On the other hand, workers in corporations who are currently enjoy huge salaries will only be entitled to the annual 3 per cent increment.

“Although the pay structures are frozen, there is still an increase that is given as part of the notch increases that happen. A freeze in a structure doesn’t mean that there will be no pay rise in State corporations. There will be exceptions for State corporations that are also way below the 50th percentile. Those will be looked at on a case by case basis,” Ms Mengich said.

The proposed raise in salaries is part of the commission’s implementation of the 2021/22-2024/25 remuneration and benefits review cycle. On advice from Treasury, the commission had frozen salary increments in the first two years of the cycle— 2021/22 and 2022/23-due to the Covid-19 pandemic.

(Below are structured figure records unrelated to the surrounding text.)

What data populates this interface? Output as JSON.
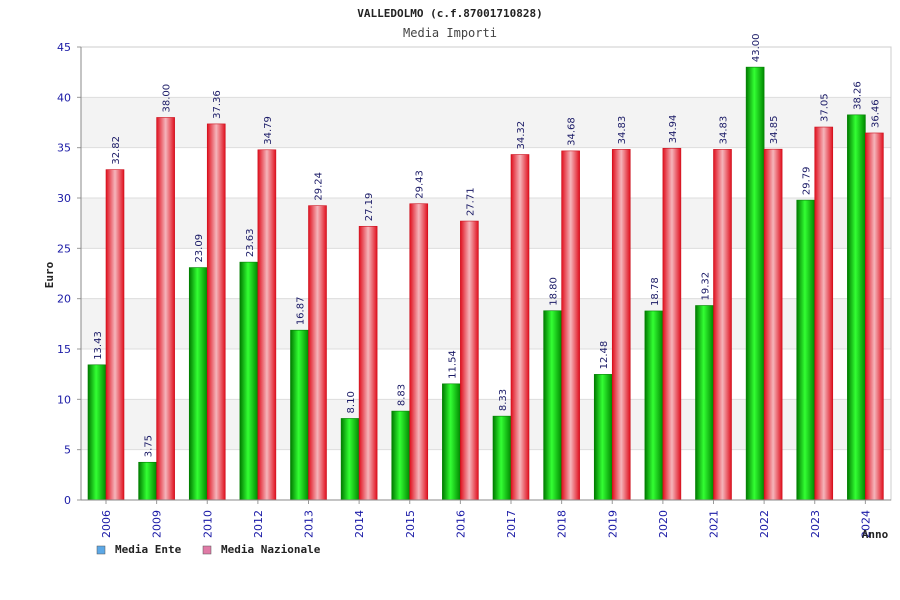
{
  "chart_data": {
    "type": "bar",
    "title": "VALLEDOLMO (c.f.87001710828)",
    "subtitle": "Media Importi",
    "xlabel": "Anno",
    "ylabel": "Euro",
    "ylim": [
      0,
      45
    ],
    "yticks": [
      "0",
      "5",
      "10",
      "15",
      "20",
      "25",
      "30",
      "35",
      "40",
      "45"
    ],
    "grid": true,
    "legend_position": "bottom-left",
    "categories": [
      "2006",
      "2009",
      "2010",
      "2012",
      "2013",
      "2014",
      "2015",
      "2016",
      "2017",
      "2018",
      "2019",
      "2020",
      "2021",
      "2022",
      "2023",
      "2024"
    ],
    "series": [
      {
        "name": "Media Ente",
        "color": "#00cc00",
        "legend_color": "#5ca8e6",
        "values": [
          13.43,
          3.75,
          23.09,
          23.63,
          16.87,
          8.1,
          8.83,
          11.54,
          8.33,
          18.8,
          12.48,
          18.78,
          19.32,
          43.0,
          29.79,
          38.26
        ],
        "labels": [
          "13.43",
          "3.75",
          "23.09",
          "23.63",
          "16.87",
          "8.10",
          "8.83",
          "11.54",
          "8.33",
          "18.80",
          "12.48",
          "18.78",
          "19.32",
          "43.00",
          "29.79",
          "38.26"
        ]
      },
      {
        "name": "Media Nazionale",
        "color": "#ee1c2a",
        "legend_color": "#e07aa6",
        "values": [
          32.82,
          38.0,
          37.36,
          34.79,
          29.24,
          27.19,
          29.43,
          27.71,
          34.32,
          34.68,
          34.83,
          34.94,
          34.83,
          34.85,
          37.05,
          36.46
        ],
        "labels": [
          "32.82",
          "38.00",
          "37.36",
          "34.79",
          "29.24",
          "27.19",
          "29.43",
          "27.71",
          "34.32",
          "34.68",
          "34.83",
          "34.94",
          "34.83",
          "34.85",
          "37.05",
          "36.46"
        ]
      }
    ]
  }
}
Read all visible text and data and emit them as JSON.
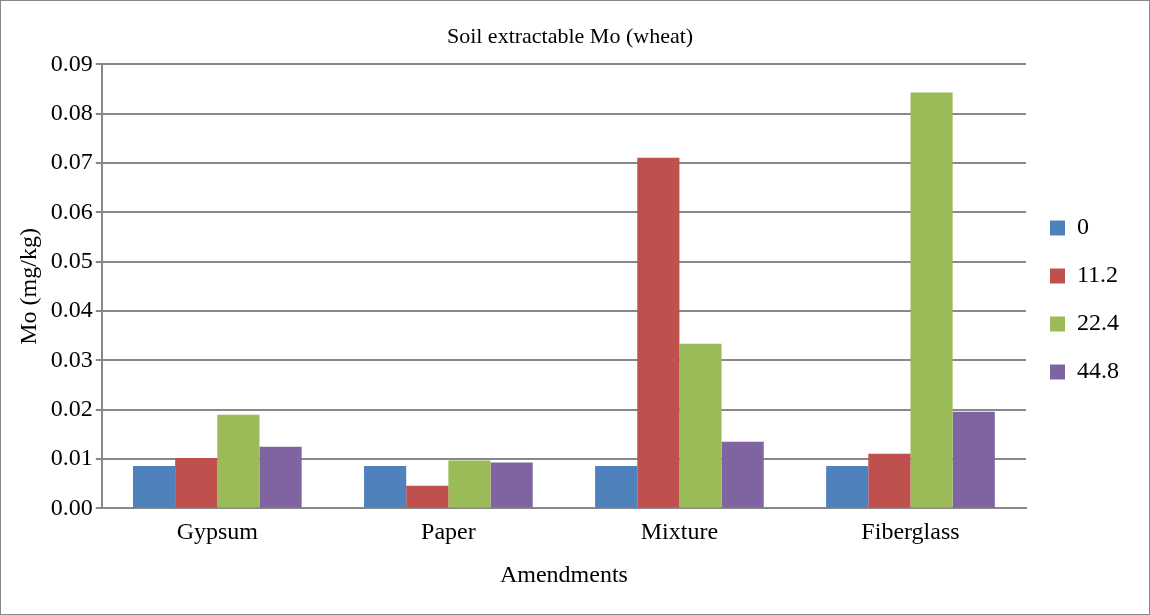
{
  "chart_data": {
    "type": "bar",
    "title": "Soil extractable Mo (wheat)",
    "xlabel": "Amendments",
    "ylabel": "Mo (mg/kg)",
    "categories": [
      "Gypsum",
      "Paper",
      "Mixture",
      "Fiberglass"
    ],
    "series": [
      {
        "name": "0",
        "color": "#4f81bd",
        "values": [
          0.0086,
          0.0086,
          0.0086,
          0.0086
        ]
      },
      {
        "name": "11.2",
        "color": "#c0504d",
        "values": [
          0.0102,
          0.0046,
          0.0711,
          0.0111
        ]
      },
      {
        "name": "22.4",
        "color": "#9bbb59",
        "values": [
          0.019,
          0.0097,
          0.0334,
          0.0843
        ]
      },
      {
        "name": "44.8",
        "color": "#8064a2",
        "values": [
          0.0125,
          0.0093,
          0.0135,
          0.0196
        ]
      }
    ],
    "ylim": [
      0,
      0.09
    ],
    "yticks": [
      {
        "value": 0,
        "label": "0.00"
      },
      0.01,
      0.02,
      0.03,
      0.04,
      0.05,
      0.06,
      0.07,
      0.08,
      0.09
    ],
    "grid": "y",
    "legend": "right"
  }
}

But SRC and Treasury said the economy had rebounded since last year and there were projections of continued positive performance.

Treasury CS Njuguna Ndung’u noted that the Sh21.66 billion allocation fell far short of the requests by SRC, but Treasury allocated the amount based on economic performance. The commission had indicated that Sh340 billion is needed to fully harmonise remuneration and benefits across the public service.

“The National Treasury appreciates the fact that this is not what SRC would have required but they have considered the slow economic recovery and the economic structure, they have looked at the structural inequality of growth and they have listened to the National Treasury,” Prof Ndung’u said.

The CS also said the model used in the distribution of the additional salaries was based on consideration of government workers who have suffered the most from prevailing economic hardships.

“We are budgeting that for this year and a similar amount for next year because we are conscious that we have to come down to the realities that public sector workers are struggling because of shocks that have hit the economy,” the CS said.

The salary increases are expected to push teachers from the 36th percentile to the 39th, and civil servants in national and county governments from the 39th percentile to the 42nd.

“The intention is to grow those that are below to catch up with those that are high. That is the thrust of this third remuneration review cycle. We are largely looking at how to progressively harmonise those that are at the lowest level, the TSC and the PSC, towards a better position,” said SRC Vice-Chair Amani Komora.

The commission announced the increase after communicating to public agencies in the national and county governments to abolish and/or review some four allowances that it considers double compensation.

The allowances include retreat, which is recommended for abolition, taskforce, which is recommended for review and abolition in some instances, and daily subsistence and sitting allowances for internal institutional committee members, recommended for review.